Os líderes afirmam que apesar da ameaça, não estão preocupados com a possível  punição. Isso porque, segundo eles, não estão cometendo nenhuma ilegalidade.  Na sexta-feira última, os policiais militares e bombeiros realizaram uma assembleia na Praça do Relógio, em Taguatinga. Cerca de 3,5 mil homens, segundo o movimento,  decidiram pelo início da Operação Legalidade, considerada como  a segunda fase da Operação Tartaruga, que durou 59 dias e causou aumento nos índices de criminalidade.  
Na avaliação de Suamy Santana, não houve uma assembleia, mas uma reunião com a presença de  600 policiais, o que não representaria os quase 16 mil integrantes da corporação. O comandante alega que os  envolvidos no movimento têm interesses meramente eleitoreiros no DF e no Região Metropolitana, e buscam espaço político.  "A iniciativa deles demonstra irresponsabilidade ao tentar provocar instabilidade à instituição, causando revolta à população e a todos os demais profissionais da corporação", diz.

 


O comandante determinou à  Corregedoria-Geral,  ao Centro de Inteligência e à Ouvidoria da PM que   identifiquem qualquer anormalidade nas atividades policiais e tomem medidas administrativas e judiciais contra os líderes. Um Inquérito Policial Militar (IPM) foi aberto e tem 60 dias para ser concluído.

 


Os suspeitos de incitar o movimento são  cinco praças e um oficial.  Quatro deles estão na ativa. Todos estão sendo monitorados e investigados. Eles podem responder por incitação ao crime, motim e descumprimento de ordem superior. No entanto,  cada um responderá conforme a provável culpabilidade.

 


O IPM será encaminhado ao Ministério Público Militar, que poderá  denunciar os supostos envolvidos. Suamy Santana disse também  que, se a população  observar que policiais não estão  atendendo ocorrências, deve denunciá-los à corregedoria.
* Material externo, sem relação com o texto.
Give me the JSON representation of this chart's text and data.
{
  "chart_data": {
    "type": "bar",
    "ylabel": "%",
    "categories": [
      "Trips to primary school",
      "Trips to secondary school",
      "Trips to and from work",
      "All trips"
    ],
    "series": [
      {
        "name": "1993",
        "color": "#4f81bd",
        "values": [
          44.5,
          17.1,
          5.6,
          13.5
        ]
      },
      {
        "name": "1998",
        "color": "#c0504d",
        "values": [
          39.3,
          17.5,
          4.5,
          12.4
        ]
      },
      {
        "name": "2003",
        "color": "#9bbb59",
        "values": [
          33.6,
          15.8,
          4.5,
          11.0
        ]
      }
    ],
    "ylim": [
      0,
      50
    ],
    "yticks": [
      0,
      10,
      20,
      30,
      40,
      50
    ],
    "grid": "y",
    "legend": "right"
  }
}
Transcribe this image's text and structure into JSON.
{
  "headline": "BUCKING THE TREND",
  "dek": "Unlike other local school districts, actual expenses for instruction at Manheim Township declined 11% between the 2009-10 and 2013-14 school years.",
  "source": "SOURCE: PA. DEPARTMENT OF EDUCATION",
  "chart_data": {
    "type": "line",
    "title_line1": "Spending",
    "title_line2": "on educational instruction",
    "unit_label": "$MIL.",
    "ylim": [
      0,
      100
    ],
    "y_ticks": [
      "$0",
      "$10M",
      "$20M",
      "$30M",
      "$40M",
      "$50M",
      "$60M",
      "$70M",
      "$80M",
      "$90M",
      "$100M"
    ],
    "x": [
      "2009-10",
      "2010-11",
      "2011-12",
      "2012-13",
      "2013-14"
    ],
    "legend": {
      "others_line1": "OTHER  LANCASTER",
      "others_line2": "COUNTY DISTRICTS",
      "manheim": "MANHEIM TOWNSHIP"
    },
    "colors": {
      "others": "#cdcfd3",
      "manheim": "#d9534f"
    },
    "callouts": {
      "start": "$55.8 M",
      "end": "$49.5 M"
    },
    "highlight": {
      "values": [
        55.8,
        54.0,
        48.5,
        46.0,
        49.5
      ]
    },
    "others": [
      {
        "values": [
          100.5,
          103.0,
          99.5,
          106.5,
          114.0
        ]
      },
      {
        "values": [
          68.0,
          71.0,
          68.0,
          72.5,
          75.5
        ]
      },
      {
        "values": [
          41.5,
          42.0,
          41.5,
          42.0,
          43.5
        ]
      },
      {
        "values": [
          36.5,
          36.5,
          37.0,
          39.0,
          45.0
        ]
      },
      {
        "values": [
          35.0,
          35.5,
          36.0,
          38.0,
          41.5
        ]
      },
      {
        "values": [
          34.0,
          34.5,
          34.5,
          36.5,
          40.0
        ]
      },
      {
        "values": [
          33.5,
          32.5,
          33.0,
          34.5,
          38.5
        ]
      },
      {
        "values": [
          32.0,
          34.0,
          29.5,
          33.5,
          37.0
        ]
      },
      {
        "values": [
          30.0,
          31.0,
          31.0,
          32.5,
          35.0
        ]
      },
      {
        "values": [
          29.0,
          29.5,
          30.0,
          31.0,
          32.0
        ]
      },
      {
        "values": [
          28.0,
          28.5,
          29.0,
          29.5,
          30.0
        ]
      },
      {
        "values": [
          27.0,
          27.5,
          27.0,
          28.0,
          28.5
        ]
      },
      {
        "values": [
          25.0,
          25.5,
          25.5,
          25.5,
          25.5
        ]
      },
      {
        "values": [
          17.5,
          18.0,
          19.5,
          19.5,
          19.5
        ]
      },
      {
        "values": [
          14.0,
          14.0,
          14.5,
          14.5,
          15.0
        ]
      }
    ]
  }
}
O pedido de prisão preventiva está sendo avaliado pelo corregedor.

 


Onze equipes    estão monitorando as manifestações do movimento, inclusive na internet.  Elas  vão avaliar a produção dos policiais para descobrir se houve redução no número de abordagem a pessoas suspeitas e  na apreensão de armas, por exemplo. Se a corregedoria observar que estão fazendo “corpo mole”, poderá puni-los. “A PM  não reconhece a Operação Legalidade porque não agimos na ilegalidade e esse movimento é imoral”, defende.

 


O comandante promete colocar mais 250 viaturas que estavam paradas por falta de manutenção nas ruas, e buscar melhorias para os subordinados em dois meses.